Son yıllarda çok tartışılan konulardan biri “özel tiyatrolara devlet desteği”... 1982 yılından bu yana, her yıl Kültür ve Turizm Bakanlığı tarafından “özel tiyatrolara” yapılan yardımları belirleyen kriterler, son yıllarda daha çok ve farklı veçheleriyle sorgulanıyor. Önceleri daha çok ekonomik, estetik ve etik boyutlarıyla gündeme gelen bu tartışma, son yıllarda ideolojik/politik boyutlarının belirleyici olduğu bir tartışma zemininde ilerliyor.
Bu yıl, Kültür Ve Turizm Bakanlığı 6 milyon 102 bin TL’lik “rekor bir bütçeyi” özel tiyatrolara aktardığını açıkladı. Ancak, kırılan bu rekor da tartışmaları dindirmeye yetmedi! Biz de konunun muhataplarına, özel tiyatroların temsilcilerine bir kaç soru yönelterek görüşlerini almak ve tartışmaya katkı sunmak istedik.
***
Bugün, Merve Engin‘in sorularımıza verdiği yanıtları paylaşıyoruz okurlarımızla:
Kültür ve Turizm Bakanlığı’na ‘devlet desteği’ için başvuru yaptınız mı? Başvurunuz nasıl sonuçlandı?

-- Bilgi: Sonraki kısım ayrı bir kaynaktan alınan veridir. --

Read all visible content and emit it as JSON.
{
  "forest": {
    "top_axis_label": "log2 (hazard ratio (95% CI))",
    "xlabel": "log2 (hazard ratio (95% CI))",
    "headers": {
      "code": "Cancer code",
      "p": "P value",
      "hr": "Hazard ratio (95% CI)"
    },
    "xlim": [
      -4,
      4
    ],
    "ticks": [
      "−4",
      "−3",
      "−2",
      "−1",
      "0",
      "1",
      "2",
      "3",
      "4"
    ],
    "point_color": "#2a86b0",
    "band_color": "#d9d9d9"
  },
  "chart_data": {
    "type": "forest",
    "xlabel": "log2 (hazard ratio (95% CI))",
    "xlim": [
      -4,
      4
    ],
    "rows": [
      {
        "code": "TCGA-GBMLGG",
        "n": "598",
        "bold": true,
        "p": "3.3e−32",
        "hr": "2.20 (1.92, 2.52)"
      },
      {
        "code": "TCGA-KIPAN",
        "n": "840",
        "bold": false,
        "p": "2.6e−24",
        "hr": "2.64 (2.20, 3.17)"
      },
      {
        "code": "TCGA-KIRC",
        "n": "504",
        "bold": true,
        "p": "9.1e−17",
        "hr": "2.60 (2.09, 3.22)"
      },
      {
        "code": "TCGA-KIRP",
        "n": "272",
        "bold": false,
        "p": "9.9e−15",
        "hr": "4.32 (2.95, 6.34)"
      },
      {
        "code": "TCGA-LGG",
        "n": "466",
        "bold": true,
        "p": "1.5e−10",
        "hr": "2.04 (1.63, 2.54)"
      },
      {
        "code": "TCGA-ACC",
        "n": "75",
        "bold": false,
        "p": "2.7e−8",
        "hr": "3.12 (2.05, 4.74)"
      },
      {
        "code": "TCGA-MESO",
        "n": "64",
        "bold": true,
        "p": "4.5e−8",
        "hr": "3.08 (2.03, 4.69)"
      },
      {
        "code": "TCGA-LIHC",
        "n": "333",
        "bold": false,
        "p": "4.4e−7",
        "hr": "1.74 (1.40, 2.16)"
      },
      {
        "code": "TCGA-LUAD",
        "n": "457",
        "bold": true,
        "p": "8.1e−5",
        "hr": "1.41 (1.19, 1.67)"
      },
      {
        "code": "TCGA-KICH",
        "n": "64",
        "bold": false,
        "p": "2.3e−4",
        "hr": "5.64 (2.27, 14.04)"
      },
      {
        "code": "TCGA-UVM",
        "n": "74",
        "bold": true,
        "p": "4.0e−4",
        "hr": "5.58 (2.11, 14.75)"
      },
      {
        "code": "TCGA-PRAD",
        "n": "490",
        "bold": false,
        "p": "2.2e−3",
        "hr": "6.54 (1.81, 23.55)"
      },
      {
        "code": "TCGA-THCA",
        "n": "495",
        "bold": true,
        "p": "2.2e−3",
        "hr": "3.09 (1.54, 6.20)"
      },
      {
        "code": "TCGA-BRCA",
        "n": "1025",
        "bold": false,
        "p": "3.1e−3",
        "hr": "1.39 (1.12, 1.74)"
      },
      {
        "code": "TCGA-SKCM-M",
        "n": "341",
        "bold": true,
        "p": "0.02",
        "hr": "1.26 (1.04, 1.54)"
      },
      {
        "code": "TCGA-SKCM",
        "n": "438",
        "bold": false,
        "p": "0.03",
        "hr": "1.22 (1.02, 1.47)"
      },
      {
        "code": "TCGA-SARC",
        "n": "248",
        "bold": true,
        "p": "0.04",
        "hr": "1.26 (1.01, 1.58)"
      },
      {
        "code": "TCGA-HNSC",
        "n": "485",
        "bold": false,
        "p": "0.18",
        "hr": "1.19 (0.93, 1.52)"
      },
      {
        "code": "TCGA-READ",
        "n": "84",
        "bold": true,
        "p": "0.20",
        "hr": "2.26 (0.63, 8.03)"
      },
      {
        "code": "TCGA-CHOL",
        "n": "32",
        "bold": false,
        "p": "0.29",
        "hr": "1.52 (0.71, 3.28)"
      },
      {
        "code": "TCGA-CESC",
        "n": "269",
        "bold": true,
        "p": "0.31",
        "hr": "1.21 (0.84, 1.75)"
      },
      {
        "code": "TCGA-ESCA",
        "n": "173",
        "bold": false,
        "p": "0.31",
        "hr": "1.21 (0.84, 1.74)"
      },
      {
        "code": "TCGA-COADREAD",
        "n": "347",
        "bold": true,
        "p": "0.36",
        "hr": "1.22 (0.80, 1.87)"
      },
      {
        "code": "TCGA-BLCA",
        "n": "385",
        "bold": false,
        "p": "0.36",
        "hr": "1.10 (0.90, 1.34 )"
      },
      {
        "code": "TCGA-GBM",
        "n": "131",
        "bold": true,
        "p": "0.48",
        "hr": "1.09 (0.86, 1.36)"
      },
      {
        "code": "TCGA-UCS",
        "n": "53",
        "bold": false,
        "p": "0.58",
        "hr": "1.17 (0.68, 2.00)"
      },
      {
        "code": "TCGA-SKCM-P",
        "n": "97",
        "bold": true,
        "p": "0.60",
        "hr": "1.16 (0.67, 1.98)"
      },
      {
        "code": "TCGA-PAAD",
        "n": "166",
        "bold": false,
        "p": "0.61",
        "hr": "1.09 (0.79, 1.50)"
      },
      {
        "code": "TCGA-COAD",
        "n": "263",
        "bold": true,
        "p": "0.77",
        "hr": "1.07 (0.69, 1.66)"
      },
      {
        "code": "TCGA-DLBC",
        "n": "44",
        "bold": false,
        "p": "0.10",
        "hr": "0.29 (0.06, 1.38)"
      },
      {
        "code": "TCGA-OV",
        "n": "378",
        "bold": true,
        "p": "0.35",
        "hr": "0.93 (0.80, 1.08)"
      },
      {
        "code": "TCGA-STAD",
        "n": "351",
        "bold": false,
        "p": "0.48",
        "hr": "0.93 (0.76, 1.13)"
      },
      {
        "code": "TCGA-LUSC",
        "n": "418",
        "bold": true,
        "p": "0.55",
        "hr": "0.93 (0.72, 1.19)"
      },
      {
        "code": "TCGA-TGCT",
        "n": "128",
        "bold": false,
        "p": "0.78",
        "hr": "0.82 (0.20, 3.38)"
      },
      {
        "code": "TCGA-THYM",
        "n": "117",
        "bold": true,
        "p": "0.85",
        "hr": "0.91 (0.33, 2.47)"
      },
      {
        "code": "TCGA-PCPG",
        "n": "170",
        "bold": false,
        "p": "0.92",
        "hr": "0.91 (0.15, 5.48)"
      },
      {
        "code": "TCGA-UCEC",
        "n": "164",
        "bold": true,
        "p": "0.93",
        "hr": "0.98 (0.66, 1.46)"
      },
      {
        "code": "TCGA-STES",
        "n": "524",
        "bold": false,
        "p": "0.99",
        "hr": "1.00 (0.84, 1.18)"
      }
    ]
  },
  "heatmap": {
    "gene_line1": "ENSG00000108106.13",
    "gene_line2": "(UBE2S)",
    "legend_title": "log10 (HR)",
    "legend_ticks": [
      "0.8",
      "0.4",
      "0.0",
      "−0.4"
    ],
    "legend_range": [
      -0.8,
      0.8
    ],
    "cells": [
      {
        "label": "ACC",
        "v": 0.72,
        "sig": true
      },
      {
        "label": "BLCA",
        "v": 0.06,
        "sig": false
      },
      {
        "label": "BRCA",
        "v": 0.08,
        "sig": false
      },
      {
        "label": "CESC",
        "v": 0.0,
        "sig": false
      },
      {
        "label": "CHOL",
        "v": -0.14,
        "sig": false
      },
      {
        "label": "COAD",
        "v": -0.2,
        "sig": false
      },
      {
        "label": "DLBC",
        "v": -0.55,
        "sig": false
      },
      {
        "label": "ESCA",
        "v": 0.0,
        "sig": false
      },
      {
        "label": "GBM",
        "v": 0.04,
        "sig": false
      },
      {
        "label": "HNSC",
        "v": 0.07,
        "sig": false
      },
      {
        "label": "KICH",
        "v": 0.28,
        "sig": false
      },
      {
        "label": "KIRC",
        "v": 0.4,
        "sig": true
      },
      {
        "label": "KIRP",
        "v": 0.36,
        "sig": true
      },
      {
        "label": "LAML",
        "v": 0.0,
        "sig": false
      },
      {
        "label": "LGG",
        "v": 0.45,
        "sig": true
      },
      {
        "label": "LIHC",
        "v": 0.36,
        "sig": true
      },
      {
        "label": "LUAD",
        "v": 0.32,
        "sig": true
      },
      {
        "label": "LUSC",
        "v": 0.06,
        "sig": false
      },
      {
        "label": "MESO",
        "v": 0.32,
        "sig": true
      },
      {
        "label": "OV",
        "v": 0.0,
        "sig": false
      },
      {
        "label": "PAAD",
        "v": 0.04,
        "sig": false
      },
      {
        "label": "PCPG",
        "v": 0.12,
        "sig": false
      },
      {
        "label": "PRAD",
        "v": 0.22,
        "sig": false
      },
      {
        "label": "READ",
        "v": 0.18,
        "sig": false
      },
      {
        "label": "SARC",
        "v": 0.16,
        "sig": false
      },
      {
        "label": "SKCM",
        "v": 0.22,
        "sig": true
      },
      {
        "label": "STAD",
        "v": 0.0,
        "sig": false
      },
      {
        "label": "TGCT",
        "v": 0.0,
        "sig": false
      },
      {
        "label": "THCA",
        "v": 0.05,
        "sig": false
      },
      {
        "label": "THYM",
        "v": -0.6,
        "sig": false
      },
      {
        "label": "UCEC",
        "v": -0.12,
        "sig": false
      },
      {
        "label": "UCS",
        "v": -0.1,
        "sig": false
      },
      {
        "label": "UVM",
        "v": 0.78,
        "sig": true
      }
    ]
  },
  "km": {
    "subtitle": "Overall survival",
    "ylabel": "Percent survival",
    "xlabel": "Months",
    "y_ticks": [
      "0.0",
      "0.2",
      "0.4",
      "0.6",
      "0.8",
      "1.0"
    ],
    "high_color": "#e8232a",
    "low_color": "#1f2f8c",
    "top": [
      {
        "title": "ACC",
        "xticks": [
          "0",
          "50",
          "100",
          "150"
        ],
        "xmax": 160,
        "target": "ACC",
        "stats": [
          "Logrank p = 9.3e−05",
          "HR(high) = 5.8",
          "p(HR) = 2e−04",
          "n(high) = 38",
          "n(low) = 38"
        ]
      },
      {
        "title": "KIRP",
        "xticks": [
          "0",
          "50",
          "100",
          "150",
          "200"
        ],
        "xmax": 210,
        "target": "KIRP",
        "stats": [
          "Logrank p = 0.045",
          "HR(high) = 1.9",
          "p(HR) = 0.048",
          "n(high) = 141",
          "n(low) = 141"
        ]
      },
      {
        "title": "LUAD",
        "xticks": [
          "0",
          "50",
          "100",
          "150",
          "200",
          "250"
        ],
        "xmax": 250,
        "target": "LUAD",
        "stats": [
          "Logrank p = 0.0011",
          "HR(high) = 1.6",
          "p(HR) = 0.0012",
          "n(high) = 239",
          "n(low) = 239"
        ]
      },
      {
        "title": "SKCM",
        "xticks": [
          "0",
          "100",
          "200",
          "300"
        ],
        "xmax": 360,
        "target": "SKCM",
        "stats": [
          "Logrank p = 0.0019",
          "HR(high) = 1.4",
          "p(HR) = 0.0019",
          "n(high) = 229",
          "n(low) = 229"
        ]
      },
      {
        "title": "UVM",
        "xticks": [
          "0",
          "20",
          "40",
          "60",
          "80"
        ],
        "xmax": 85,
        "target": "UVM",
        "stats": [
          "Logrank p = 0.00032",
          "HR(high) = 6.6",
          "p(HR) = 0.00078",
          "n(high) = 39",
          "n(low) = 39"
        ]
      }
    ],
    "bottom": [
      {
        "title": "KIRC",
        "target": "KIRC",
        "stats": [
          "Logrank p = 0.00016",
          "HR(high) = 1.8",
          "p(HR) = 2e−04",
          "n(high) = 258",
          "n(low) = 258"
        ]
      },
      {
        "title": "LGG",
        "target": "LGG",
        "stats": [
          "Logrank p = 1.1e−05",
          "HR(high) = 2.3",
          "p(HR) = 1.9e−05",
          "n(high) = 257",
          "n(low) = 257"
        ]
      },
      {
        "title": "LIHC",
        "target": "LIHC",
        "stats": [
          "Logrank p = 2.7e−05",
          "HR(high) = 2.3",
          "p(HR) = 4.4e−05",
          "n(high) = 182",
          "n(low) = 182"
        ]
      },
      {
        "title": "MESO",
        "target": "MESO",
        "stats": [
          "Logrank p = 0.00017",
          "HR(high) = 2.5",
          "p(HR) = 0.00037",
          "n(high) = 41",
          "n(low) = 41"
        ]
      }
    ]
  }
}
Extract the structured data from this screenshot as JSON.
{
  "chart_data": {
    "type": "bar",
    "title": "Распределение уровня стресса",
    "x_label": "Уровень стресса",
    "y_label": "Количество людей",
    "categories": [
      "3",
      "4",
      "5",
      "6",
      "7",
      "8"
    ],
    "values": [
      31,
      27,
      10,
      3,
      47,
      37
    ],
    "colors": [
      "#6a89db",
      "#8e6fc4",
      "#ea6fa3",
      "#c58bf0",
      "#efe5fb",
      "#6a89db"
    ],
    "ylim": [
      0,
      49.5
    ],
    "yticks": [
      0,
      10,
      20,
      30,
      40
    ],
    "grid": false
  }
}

Merve Engin: Oynadığım oyunlar için başvurum olmadı ama başvuru yapan tiyatrolarda çalışmışlığım var, 12 sene evvel.
Son yıllarda yaşanan politik, toplumsal ve kültürel yarılmanın tiyatro alanına da sıçradığını ve devlet yardımlarının da bu yarılma ekseninde şekillendiği yönünde ciddi bir tartışma yaşanıyor. bu konuda ne düşünüyorsunuz?
Merve Engin: Bu hala tartışma konusu mu? Ortada olanın tartışmaya vesile olması da bizim memlekete has! Mesela o çalıştığım tiyatro bugün yardım alamıyor, neden? Devlet desteği alan tiyatroların metinleri ile alamayan tiyatroların metinleri arasında mesafeler var. Tiyatronun söz söyleme esası kaybolmuş gibi devlet nezdinde. Her şeye bir sansür var; muhalif gruplar takla atarken kuş tutsalar, kuşun türünden şikayetçiler.
Genel olarak tiyatrolara devlet desteği ile ilgili görüşlerinizi kısaca ifade edebilir misiniz?
Merve Engin: Devlet sanatı desteklemek zorundadır. İçeriğine bakmadan. Özgür bir ülkenin özgür bireyleri, hatta biraz ileri gidelim, sanatçıları olarak, baktığımız yerden sözümüzü söylemek zorundayız. Yani, sadece muhalif tiyatrodan bahsetmiyorum, tarihe not düşmekten bahsediyorum. Kabaca “yandaş” diye anılan tiyatroların varlığını da bu noktada önemli buluyorum. Dönüp çıkan eserlere baktığımızda artılarını eksilerini o zaman göreceğiz geçirdiğimiz dönemlerin. Ekonomik şartların böylesi dengesiz olduğu bir ülkede, sahneler ancak devlet desteği ile ayakta kalabilirler. Bu desteği, maddi yardım olarak düşünmeyin sadece, pırlantadan alınmayan verginin tiyatrolardan da alınmaması mesela… Ya da devletin sahnelerinin, herkese açık olması. Bunun sınav tadında başvuruya tabii olması dahi, anlamsız geliyor, zaten devlet bunun için devlet değil mi?!